Creighton's Trey Alexander (23) shoots as St. John's Daniss Jenkins...

Creighton's Trey Alexander (23) shoots as St. John's Daniss Jenkins (5) defends during the second half of an NCAA college basketball game Saturday, Jan. 13, 2024, in Omaha, Neb. Jenkins was called for a foul on the play.  Credit: AP/Rebecca S. Gratz

We’re all about to get a better idea of what this St. John’s team is made of.

The Red Storm have shown themselves to be many things over the first 17 games: dedicated in adopting coach Rick Pitino’s defense-first philosophy, self-sacrificing in surrendering their ‘go-to guy’ reputations to defer to others, determined in a shared desire to restore St. John’s. The list goes on.

Now Pitino has challenged his team to be tougher — twice.

He did it after St. John’s survived a comeback to beat Providence last Wednesday. And he did it again Saturday after the one-point loss at Creighton.

So Tuesday’s 8:30 p.m. Big East matchup against upstart Seton Hall at Prudential Center shapes up as a character test.

“His message was basically we weren’t tough enough to win that game on the road,” Daniss Jenkins said Monday.

The Red Storm (12-5, 4-2) will need grit to beat the Pirates (12-5, 5-1), a team coaches picked ninth in the preseason poll that now sits in a first-place tie with wins over three nationally ranked opponents.

“I’m really eager to see how we respond to a team that plays really, really hard like Seton Hall does,” Jenkins said. “They’ve got a lot of dogs on their team. They play hard, and when I was watching the film, I kind of said to myself, ‘We need to show that we can play that way.’

“Seton Hall? Every game they’re the aggressor — I think that’s why they come out on top all the time. They’re always tough, [and] the tougher team always wins. And we need to come out and show that we can be tough and we can come out with a tough win.”

In the locker room after Saturday’s loss, Jenkins told teammates he should bear the blame. St. John’s had a one-point lead when Creighton missed a shot with 17 seconds left, and he had the defensive rebound in his grasp before Bluejays center Ryan Kalkbrenner demolished him. Trey Alexander ended up with a pair of free throws for the lead and St. John’s missed two shots for the win on the last possession.

“I think I’m a tough guy, I think our team is tough and I just don’t think I showed it on that play, regardless of what happened,” Jenkins said. “[If] he took my leg out, I’ve still got to come up with the ball. I did take blame because I felt like if I would have got that rebound, we would have won the game.”

Maybe so, but the truth is it didn’t have to come down to that. To that end, Pitino worked them on the flight home. Jenkins said he summoned each player, showed him video and discussed correctable errors.
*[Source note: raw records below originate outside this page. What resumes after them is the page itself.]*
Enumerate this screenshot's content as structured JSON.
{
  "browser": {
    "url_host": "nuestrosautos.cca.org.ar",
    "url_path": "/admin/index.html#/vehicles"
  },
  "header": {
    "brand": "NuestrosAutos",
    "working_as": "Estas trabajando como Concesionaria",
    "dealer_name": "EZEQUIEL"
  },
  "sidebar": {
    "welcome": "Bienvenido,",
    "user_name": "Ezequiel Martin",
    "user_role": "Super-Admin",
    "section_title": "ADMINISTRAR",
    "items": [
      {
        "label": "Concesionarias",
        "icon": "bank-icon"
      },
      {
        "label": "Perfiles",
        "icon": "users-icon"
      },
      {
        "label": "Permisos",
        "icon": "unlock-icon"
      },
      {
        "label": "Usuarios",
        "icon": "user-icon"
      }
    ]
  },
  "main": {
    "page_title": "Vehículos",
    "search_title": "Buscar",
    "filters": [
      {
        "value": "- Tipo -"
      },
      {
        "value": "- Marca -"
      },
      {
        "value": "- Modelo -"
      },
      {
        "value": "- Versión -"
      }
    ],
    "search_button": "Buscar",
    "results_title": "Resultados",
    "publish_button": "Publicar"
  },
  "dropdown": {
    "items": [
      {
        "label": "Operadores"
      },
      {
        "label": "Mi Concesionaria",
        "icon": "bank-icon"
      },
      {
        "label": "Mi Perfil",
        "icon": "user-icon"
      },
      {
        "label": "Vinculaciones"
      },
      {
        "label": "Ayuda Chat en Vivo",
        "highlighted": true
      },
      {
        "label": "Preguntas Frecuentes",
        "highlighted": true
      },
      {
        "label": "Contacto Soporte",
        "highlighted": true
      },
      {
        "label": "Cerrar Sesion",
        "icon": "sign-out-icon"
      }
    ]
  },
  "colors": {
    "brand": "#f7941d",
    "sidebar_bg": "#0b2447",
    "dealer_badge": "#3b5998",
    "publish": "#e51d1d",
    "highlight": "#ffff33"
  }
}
“When we lost to UConn . . . it was the same thing: We gave up an offensive rebound at the end of the game and we lost a game we felt we should have won,” Jenkins said. “It wasn’t all that one rebound. There were a lot of things that went wrong through that stretch that led up to that rebound, [and] even though we did all those wrong things, we still could have come up with that last rebound and got out of there with the win.

“We just we can’t be in those situations and, if we are, we’ve just got to come up with the rebound.”

After facing Seton Hall, St. John’s has Saturday’s Garden meeting with No. 17 Marquette. Given that their only conference losses are to now-No. 1-ranked UConn and now-No. 18-ranked Creighton by a total of five points, it feels as if the Red Storm can make a breakthrough. Maybe Pitino’s call for toughness will spark it.

“We should come out with more passion, more grit, more hunger — play every possession like . . . it’s our last,” Jenkins said. “That’s what you should see different: just a little more urgency to each possession and playing with a lot more passion, a lot more heart and determination.”